Signs/Symptoms of Osteoporosis
There are no tangible signs or symptoms of osteoporosis before a fracture occurs, so early detection can be a little complicated. Rather, in most cases it leads to having such fractures which a healthy person under the same circumstances wouldn’t. Because of this, they are called fragility fractures. And though they can sometimes be asymptomatic, the usual symptoms, once they occur, are sudden and chronic back pain, changes to an incorrect and crooked posture, and height loss due to vertebral bone compression which all lead to a significant loss in overall mobility and a poor quality of life. However this doesn’t mean that the disease can’t be detected prior to suffering bone damage.
Diagnosis is commonly made by using traditional radiography along with bone mineral density (BMD) analysis, which is done via blood tests. Besides the standard methods, more advanced studies are also available and highly recommended. Some of them include the measurement and quantification of specific chemical biomarkers, quantitative computerized tomography, quantitative ultrasound and bone densitometry.
Prevention of osteoporosis
Like most diseases that afflict us, osteoporosis is no different than the rest, in a way that can be easily prevented by our lifestyle choices and overall nutrition. No smoking combined with a null-to-low consumption of alcoholic drinks help in reducing the odds of developing the disease.
There has been evidence showing that a regular intake in both vitamin D and calcium combined, help in preventing the disease. New studies also show that a supplementary Vitamin K intake might reduce the risk of fragility fractures in women. Regular exercises; such as aerobics, cardio, endurance running and also weight-lifting are all linked to an increment in BMD, which reduces the risk of fragility fractures.
Osteoporosis treatment for patients already diagnosed with osteoporosis include physical therapy along with medication. The consumption of bisphosphonates is strongly linked to a reduction in the probabilities of suffering fragility fractures, however this drug’s effect decays after the initial three to five years of treatment and should be stopped at that point. For postmenopausal women, an intake of parathyroid hormones and even hormone replacement are also confirmed to be effective treatments for the disease.
For men, testosterone consumption has also been linked to an increase in bone density. All in all, osteoporosis is a fairly silent affliction until bones start fracturing, by then the pain can become excruciating. But with a proper lifestyle combined with good nutrition, regular exercises and overall high quality of life, the odds can become much, much lower. And in case you have already developed the disease, all of the efficient treatments, physical therapy and proper medications are readily available.

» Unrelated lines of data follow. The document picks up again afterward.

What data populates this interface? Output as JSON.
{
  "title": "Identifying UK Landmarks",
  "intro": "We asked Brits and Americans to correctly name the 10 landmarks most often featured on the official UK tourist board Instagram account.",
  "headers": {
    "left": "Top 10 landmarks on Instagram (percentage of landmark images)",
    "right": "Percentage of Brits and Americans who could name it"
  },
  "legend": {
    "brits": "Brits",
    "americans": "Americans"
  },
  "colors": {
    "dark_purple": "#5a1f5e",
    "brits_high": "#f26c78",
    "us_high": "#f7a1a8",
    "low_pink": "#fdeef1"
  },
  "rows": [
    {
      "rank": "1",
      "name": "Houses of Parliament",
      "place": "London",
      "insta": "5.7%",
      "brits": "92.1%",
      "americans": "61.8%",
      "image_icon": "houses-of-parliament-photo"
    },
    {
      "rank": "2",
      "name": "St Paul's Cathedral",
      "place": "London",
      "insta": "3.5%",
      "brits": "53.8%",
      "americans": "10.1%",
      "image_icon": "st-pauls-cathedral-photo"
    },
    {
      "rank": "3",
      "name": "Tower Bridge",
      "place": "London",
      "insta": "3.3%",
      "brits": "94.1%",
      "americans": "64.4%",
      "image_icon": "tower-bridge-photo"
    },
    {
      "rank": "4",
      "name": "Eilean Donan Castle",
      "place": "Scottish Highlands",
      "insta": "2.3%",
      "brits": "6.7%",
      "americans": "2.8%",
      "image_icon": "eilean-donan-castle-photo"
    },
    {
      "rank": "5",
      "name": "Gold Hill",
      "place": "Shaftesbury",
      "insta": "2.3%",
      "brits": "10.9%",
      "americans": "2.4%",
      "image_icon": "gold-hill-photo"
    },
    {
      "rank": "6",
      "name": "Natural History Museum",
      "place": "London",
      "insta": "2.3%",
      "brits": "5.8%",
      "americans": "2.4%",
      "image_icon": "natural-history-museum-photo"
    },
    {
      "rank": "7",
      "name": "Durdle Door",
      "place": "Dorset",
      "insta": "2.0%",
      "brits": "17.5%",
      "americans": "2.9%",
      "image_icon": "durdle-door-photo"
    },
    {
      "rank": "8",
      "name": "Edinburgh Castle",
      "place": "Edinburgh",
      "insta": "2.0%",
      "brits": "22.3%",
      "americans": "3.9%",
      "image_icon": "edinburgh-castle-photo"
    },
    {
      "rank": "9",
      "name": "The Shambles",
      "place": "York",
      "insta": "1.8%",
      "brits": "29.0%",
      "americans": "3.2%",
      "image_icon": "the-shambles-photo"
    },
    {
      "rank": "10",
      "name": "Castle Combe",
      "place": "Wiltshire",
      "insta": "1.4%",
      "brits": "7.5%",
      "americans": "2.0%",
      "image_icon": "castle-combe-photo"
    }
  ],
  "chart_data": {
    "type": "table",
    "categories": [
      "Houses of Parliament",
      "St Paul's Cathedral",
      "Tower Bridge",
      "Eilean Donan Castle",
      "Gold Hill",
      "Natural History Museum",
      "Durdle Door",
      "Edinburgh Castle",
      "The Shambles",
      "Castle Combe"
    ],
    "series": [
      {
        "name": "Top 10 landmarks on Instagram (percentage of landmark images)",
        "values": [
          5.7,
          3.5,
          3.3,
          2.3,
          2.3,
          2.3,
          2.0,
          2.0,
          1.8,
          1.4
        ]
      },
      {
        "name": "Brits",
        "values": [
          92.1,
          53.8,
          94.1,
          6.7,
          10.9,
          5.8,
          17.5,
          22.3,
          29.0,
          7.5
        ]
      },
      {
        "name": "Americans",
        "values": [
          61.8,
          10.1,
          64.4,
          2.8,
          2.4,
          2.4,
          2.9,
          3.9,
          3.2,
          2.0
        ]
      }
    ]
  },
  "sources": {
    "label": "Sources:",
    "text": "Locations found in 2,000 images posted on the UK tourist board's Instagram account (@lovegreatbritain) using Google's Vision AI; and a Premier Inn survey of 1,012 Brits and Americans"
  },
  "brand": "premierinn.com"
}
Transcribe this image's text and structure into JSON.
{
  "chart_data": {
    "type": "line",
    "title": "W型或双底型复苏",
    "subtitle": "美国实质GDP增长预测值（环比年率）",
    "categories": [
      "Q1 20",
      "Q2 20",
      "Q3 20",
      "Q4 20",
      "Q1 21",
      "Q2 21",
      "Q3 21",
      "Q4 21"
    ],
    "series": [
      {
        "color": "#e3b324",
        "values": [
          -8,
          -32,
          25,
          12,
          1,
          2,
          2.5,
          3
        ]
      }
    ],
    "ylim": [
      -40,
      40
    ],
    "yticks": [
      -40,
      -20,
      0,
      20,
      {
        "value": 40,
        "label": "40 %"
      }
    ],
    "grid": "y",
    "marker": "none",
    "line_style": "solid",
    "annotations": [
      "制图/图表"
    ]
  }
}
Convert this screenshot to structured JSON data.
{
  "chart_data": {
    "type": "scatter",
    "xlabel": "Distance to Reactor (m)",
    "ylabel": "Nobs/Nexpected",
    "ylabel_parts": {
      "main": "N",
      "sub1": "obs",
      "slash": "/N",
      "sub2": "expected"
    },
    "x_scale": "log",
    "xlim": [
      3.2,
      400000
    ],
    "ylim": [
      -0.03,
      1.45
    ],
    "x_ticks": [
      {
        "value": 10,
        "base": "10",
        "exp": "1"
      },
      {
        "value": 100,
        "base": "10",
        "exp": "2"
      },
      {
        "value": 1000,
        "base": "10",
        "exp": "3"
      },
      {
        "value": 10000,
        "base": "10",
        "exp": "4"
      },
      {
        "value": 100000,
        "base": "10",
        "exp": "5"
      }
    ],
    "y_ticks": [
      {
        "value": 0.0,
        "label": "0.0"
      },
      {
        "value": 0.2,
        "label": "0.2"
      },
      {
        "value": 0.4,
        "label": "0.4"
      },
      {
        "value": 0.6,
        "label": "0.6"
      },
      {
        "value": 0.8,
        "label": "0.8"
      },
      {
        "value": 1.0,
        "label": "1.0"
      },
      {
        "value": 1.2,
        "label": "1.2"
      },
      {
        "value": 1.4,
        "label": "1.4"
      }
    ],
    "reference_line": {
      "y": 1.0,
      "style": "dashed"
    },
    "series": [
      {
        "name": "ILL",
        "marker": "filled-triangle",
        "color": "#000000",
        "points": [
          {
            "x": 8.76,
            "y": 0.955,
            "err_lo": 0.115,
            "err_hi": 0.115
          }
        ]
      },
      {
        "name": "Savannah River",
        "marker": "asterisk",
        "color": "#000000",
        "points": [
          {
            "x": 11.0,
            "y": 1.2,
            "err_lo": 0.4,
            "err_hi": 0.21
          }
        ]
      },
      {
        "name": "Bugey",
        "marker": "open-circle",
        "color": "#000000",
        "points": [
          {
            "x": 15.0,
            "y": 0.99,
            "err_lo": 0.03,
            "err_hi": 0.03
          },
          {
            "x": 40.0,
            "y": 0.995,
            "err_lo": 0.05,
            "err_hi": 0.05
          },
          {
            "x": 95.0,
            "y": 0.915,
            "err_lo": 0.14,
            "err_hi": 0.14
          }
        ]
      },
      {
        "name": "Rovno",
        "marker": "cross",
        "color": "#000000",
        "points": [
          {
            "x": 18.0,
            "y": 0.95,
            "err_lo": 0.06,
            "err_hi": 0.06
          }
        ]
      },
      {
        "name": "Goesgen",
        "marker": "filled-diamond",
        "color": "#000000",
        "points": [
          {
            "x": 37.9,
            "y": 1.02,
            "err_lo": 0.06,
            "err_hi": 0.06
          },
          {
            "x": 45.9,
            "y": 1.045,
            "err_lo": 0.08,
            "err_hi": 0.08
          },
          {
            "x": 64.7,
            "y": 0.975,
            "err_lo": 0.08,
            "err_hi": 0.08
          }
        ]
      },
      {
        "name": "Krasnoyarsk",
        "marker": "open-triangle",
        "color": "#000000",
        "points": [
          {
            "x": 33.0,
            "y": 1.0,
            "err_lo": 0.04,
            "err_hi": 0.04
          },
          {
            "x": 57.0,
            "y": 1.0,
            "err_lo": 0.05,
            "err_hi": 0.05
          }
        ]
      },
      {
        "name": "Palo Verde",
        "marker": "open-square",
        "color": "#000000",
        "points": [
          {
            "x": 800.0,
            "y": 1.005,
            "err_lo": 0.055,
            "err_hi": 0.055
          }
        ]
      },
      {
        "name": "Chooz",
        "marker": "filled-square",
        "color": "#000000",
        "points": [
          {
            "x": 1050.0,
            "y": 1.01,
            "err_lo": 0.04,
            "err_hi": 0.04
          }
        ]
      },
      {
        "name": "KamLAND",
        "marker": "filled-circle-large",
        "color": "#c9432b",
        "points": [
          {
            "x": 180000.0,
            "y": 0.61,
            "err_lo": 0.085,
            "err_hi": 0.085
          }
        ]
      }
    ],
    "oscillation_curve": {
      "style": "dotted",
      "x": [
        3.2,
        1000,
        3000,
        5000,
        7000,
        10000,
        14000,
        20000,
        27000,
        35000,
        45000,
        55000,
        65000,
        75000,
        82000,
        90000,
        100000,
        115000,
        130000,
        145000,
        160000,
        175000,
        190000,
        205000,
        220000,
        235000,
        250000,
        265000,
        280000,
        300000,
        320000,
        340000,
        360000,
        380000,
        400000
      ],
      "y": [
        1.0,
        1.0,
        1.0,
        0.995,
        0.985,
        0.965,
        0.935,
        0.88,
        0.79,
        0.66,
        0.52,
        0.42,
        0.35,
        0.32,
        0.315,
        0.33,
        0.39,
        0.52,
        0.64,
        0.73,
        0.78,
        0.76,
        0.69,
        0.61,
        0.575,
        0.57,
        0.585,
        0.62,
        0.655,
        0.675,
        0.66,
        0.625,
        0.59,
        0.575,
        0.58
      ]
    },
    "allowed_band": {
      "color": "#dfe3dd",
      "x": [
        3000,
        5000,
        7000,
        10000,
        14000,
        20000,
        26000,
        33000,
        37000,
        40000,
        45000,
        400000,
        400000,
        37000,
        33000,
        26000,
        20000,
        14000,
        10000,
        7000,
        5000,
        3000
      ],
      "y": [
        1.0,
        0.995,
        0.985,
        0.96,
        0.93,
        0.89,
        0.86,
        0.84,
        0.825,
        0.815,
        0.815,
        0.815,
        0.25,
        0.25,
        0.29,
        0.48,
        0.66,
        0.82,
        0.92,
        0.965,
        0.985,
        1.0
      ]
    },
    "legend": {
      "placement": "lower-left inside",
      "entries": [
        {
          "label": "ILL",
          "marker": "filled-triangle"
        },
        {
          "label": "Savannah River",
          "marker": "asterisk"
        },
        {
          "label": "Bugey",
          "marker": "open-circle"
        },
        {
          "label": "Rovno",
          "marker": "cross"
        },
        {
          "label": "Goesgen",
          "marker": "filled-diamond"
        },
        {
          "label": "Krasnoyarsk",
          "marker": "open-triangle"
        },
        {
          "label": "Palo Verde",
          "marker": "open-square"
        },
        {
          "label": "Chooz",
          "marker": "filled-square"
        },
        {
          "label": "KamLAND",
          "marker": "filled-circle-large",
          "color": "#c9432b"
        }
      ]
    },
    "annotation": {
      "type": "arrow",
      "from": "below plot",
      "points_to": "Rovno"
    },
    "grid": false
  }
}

Alternative osteoporosis treatment
While little is known about the effectiveness of alternative osteoporosis treatment, some believe that some herbs and supplements can assist in prevention or countering the effects of bone degeneration associated with this age related condition. For the most part, these supplements are taken to mimic estrogen, such as red clover, soy, or even black cohosh. Other alternatives include tai chi or accupuncture. Notably, these can also be used as complementary treatments for osteoporosis (in conjunction with physical therapy and medication).